KEY POINTS:
The New Zealand sharemarket closed at a four-month low today as investors punished top stock Telecom for a disappointing annual result.
The benchmark NZSX-50 index lost 15.79 points, or 0.4 per cent, to 4122.41 on turnover totalling $171 million.
The index has shed over 100 points during the week, and has lost ground in six consecutive sessions amid global seesawing on the back of US credit concerns.
"People are just running a bit scared, there's a reasonable amount of volatility around and I think people are just holding fire," said Campbell Stuart of UBS.
Telecom shed 3.4 per cent, or 15c, to a 10-month low of 432 after forecasting a fall of up to 8 per cent in New Zealand earnings before interest, tax, depreciation and amortisation this year.
The forecast for group net earnings after tax of between $680m to $720m was below analyst expectations of $757m.
Telecom announced a bottom line annual profit of $3.02 billion, two-thirds of it from the sale of the Yellow Pages Group.
"The Telecom result, and then the Commerce Commission coming out straight after it, set a slightly negative tone that people weren't quite expecting, and the market's just continued to fade," Mr Stuart said.
The Commerce Commission said in a draft report it recommended regulation of mobile roaming after rejecting an undertaking from Vodafone, which it said did not go far enough to encourage competition in New Zealand's mobile duopoly.

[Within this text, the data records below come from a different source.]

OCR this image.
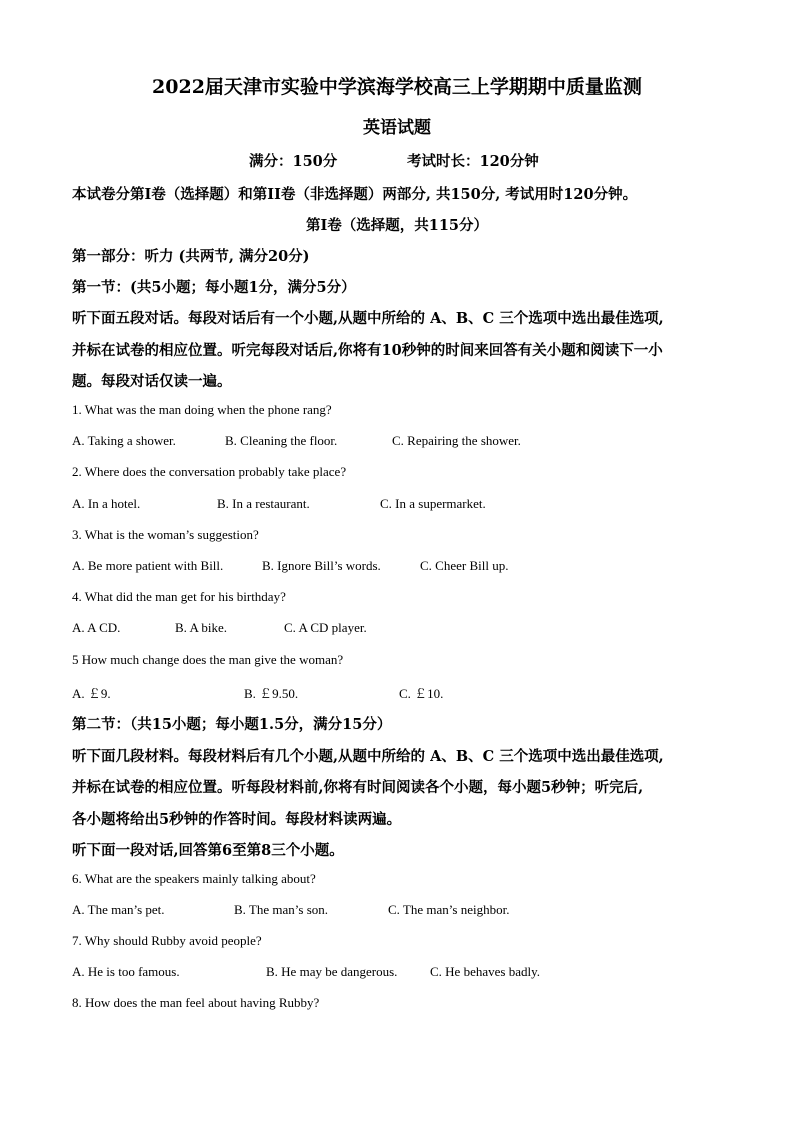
2022届天津市实验中学滨海学校高三上学期期中质量监测
英语试题
满分：150分	考试时长：120分钟
本试卷分第I卷（选择题）和第II卷（非选择题）两部分, 共150分, 考试用时120分钟。
第I卷（选择题，共115分）
第一部分：听力 (共两节, 满分20分)
第一节：(共5小题；每小题1分，满分5分）
听下面五段对话。每段对话后有一个小题,从题中所给的 A、B、C 三个选项中选出最佳选项,
并标在试卷的相应位置。听完每段对话后,你将有10秒钟的时间来回答有关小题和阅读下一小
题。每段对话仅读一遍。
1. What was the man doing when the phone rang?
A. Taking a shower.	B. Cleaning the floor.	C. Repairing the shower.
2. Where does the conversation probably take place?
A. In a hotel.	B. In a restaurant.	C. In a supermarket.
3. What is the woman’s suggestion?
A. Be more patient with Bill.	B. Ignore Bill’s words.	C. Cheer Bill up.
4. What did the man get for his birthday?
A. A CD.	B. A bike.	C. A CD player.
5 How much change does the man give the woman?
A. ￡9.	B. ￡9.50.	C. ￡10.
第二节：（共15小题；每小题1.5分，满分15分）
听下面几段材料。每段材料后有几个小题,从题中所给的 A、B、C 三个选项中选出最佳选项,
并标在试卷的相应位置。听每段材料前,你将有时间阅读各个小题，每小题5秒钟；听完后,
各小题将给出5秒钟的作答时间。每段材料读两遍。
听下面一段对话,回答第6至第8三个小题。
6. What are the speakers mainly talking about?
A. The man’s pet.	B. The man’s son.	C. The man’s neighbor.
7. Why should Rubby avoid people?
A. He is too famous.	B. He may be dangerous.	C. He behaves badly.
8. How does the man feel about having Rubby?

In contrast, second-ranked Fletcher Building surged 2.8 per cent, or 34c, to 1250 after announcing the planned closure of its board plant in south Auckland, with the loss of 65 jobs. The company also said it had purchased Australian-based AG&S Building Systems and Hi Tech Pty Ltd, trading as Fair Dinkum Homes and Sheds.
Among other blue chips, Contact Energy was up 13c at 930, Auckland Airport was flat at 328, Fisher & Paykel Healthcare was up a cent at 329, and F&P Appliances lost 9c to 348.
Retirement village company Ryman Healthcare rose 5c to 209 after affirming annual earnings guidance of 20 per cent growth.
The Warehouse rose 14c to 625 after saying it had joined appeals by Woolworths and Foodstuffs against the Commerce Commission's rejection of their applications to take over the Red Shed owner.
Air New Zealand was flat at 266 after news it is buying four Boeing long-haul 777-300ER planes and retaining its fuel surcharge.
Nuplex was up 5c at 685 and Mainfreight gained 5c to 745, while Freightways was down 12c at 385.
Among dual-listed stocks, ANZ was up 55c at 3120, Westpac gained 55c to 2900, AMP lost 7c to 1110, and Lion Nathan rose 20c to 980.
Japan's Nikkei average rose 0.1 per cent, and Australia's benchmark S&P/ASX 200 index was also little changed, up 4.8 points at 6016.
Earlier on Wall Street, US stocks rose in another late rally as enthusiasm about strong earnings tempered nervousness about more weakness in credit conditions with news another mortgage lender may fold.